Levels range from general to specific, with the root level as the highest or most
general level. The levels in a dimension are organized into one or more
hierarchies.
Level Relationships
Level relationships specify top-to-bottom ordering of levels from most general
(the root) to most specific information. They define the parent-child relationship
between the levels in a hierarchy.
Hierarchies are also essential components in enabling more complex rewrites. For
example, the database can aggregate an existing sales revenue on a quarterly
base to a yearly aggregation when the dimensional dependencies between
quarter and year are known.
What is the definition of normalized and denormalized view and what are the
differences between them
Normalization is the process of removing redundancies.

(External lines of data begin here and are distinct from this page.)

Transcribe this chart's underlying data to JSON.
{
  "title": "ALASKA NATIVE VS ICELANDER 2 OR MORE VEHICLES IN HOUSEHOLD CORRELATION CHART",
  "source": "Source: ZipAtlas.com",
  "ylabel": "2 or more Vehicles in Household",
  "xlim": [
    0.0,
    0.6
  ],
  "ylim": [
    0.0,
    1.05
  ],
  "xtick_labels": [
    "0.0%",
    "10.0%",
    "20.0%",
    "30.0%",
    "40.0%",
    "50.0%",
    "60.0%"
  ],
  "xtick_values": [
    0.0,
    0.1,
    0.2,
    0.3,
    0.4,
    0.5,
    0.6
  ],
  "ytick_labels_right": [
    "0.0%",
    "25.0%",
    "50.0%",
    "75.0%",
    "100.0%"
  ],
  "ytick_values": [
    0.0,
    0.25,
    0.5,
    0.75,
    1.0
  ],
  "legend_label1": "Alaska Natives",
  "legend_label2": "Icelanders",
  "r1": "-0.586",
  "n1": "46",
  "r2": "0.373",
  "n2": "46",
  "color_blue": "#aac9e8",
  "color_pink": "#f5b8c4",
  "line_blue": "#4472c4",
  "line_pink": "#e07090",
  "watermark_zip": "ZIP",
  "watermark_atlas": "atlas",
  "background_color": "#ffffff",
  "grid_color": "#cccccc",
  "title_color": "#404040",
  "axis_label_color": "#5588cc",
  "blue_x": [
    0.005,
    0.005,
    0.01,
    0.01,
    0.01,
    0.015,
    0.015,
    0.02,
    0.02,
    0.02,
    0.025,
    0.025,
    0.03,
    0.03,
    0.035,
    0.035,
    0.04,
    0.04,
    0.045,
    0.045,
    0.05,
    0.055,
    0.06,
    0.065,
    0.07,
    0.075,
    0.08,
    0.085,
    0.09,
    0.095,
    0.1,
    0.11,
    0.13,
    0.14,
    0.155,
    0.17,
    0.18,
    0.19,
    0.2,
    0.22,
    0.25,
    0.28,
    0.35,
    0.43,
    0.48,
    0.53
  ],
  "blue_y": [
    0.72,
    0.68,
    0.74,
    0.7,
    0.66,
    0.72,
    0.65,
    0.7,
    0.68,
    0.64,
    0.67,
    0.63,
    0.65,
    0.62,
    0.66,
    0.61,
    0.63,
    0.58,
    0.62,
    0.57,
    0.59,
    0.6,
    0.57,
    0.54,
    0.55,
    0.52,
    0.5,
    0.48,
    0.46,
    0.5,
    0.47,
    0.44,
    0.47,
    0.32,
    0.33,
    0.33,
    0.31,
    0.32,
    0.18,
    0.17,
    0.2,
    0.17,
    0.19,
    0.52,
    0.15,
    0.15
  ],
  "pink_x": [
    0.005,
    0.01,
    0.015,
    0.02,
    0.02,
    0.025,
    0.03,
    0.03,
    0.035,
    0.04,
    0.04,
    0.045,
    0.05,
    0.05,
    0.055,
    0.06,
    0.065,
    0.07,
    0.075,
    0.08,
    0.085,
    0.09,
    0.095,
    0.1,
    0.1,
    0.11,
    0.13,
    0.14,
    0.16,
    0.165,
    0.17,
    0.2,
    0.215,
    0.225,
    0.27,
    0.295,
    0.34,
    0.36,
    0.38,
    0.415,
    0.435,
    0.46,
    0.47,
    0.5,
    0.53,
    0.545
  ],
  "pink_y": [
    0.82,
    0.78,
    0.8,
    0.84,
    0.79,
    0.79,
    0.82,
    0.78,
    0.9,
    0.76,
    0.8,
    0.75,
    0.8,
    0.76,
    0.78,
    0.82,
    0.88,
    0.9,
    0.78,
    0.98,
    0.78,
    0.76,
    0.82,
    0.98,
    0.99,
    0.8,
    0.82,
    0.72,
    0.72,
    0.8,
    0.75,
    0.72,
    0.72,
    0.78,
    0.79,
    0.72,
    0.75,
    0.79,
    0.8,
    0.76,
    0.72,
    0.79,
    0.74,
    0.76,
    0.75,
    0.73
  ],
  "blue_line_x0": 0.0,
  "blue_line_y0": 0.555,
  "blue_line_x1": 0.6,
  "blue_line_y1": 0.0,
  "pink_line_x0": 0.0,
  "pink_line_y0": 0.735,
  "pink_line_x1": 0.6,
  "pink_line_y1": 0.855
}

Denormalization is the process of allowing redundancies.
What is the main difference between Inmon and Kimball philosophies of data
warehousing?
Basically speaking, Inmon professes the Snowflake Schema while Kimball relies
on the Star Schema
Both differed in the concept of building teh datawarehosue..
According to Kimball ...
Kimball views data warehousing as a constituency of data marts. Data marts are
focused on delivering business objectives for departments in the organization.
And the data warehouse is a conformed dimension of the data marts. Hence a
unified view of the enterprise can be obtain from the dimension modeling on a
local departmental level.
Inmon beliefs in creating a data warehouse on a subject-by-subject area basis.
Hence the development of the data warehouse can start with data from the
online store. Other subject areas can be added to the data warehouse as their
needs arise. Point-of-sale (POS) data can be added later if management decides
it is necessary.
i.e.,
Kimball--First DataMarts--Combined way ---Datawarehouse
Inmon---First Datawarehouse--Later----Datamarts
the main difference b/w the kimball and inmon technologies is..
Kimball --- creating datamarts first then combining tehm up to form a
datawarehouse
Inmon----Creating datawarehouse --- then datamarts
Actually, the main difference is Kimball: follows Dimentional Modelling
Inmon: follows ER Modelling
RalfKimball: he follows bottum-up approach i.e., first create individual Data Marts
from the existing sources and then create Data Warehouse.
BillImmon: he follows top-down approach i.e., first create Data Warehouse from
the existing sources and then create individual Dat Marts.